Emma Cocker is a writer-artist whose research focuses on artistic processes and practices, and the performing of thinking-in-action therein. Cocker’s language-based artistic research comprises a matrix of writing, reading and conversation practices, including diverse process-oriented, dialogic-collaborative and aesthetic-poetic approaches to working with and through language. Cocker’s writing has been published in Failure, 2010; Stillness in a Mobile World, 2010; Drawing a Hypothesis: Figures of Thought, 2011; Hyperdrawing: Beyond the Lines of Contemporary Art, 2012; On Not Knowing: How Artists Think, 2013; Choreo-graphic Figures: Deviations from the Line, 2017; The Creative Critic: Writing as/about Practice, 2018; Live Coding: A User's Manual, 2023, and in the solo collections, The Yes of the No, 2016, and How Do You Do?, 2024. Cocker is co-founder of the international Society for Artistic Research Special Interest Group for Language-based Artistic Research. She is Associate Professor in Fine Art, Nottingham Trent University.

New work: Close Reading (Feeling it for You)
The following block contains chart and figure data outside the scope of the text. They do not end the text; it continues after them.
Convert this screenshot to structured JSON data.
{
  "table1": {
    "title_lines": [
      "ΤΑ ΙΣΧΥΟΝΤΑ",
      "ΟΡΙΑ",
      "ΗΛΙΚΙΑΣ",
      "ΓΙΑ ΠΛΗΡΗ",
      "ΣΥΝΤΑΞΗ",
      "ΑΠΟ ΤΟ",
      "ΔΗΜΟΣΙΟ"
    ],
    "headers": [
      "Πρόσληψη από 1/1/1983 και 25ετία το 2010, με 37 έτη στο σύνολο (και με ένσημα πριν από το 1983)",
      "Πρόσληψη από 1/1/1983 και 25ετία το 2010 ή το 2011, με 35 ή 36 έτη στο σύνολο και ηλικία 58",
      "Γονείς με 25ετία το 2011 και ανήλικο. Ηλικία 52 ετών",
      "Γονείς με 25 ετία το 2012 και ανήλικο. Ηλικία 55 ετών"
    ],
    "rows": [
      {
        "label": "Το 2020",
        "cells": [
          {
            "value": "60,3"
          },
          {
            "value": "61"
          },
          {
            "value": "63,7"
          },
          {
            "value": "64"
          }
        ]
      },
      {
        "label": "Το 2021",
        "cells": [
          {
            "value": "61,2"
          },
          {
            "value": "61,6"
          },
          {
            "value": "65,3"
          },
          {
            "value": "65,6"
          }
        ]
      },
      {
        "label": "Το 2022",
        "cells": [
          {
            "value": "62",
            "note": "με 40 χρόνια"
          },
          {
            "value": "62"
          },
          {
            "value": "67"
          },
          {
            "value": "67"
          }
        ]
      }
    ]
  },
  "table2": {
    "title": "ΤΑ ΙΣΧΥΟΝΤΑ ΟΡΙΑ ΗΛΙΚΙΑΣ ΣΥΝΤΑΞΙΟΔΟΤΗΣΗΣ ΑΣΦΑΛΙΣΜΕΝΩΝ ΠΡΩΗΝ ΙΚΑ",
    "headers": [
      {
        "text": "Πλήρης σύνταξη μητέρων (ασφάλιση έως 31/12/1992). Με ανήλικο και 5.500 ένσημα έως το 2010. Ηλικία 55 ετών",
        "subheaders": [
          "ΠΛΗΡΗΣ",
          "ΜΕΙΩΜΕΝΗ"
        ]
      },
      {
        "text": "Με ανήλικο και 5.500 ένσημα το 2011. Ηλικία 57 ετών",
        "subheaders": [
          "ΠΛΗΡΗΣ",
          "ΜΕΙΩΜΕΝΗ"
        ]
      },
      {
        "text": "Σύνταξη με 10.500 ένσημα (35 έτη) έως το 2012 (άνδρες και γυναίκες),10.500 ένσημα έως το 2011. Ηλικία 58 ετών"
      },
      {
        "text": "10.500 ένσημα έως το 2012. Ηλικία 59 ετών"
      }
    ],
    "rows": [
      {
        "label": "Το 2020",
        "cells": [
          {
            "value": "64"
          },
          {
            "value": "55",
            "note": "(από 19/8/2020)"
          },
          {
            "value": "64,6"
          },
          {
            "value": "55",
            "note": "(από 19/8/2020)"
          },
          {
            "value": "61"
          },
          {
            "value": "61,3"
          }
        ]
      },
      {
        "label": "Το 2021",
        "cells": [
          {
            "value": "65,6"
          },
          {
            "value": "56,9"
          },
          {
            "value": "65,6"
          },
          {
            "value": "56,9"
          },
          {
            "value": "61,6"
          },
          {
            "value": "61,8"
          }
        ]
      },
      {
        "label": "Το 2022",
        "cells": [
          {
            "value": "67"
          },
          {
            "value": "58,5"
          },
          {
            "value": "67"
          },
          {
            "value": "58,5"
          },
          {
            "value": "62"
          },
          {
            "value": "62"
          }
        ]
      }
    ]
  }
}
Tests from a series of new ‘Close Readings’ generated from my experience as ‘Seer-in-Residence’ (see posts below). The texts encountered during my residency included: Roland Barthes, ‘The Metaphor of the Eye’, from Georges Bataille, The Story of Eye; Catherine Clémente, ‘Syncope’s Strategies, from Syncope: The Philosophy of Rapture; Hélène Cixous, ‘Writing Blind’, from Stigmata: Escaping Texts; Luce Irigaray, ‘To perceive the invisible in you’, from To Be Two. The second 'close reading' draws on a sentence from Cixous' Writing Blind, "Answer: the text needs the paper. It is in the contact with the sheet of paper that sentences emerge", which seems especially pertinent to the concerns of my Close Readings.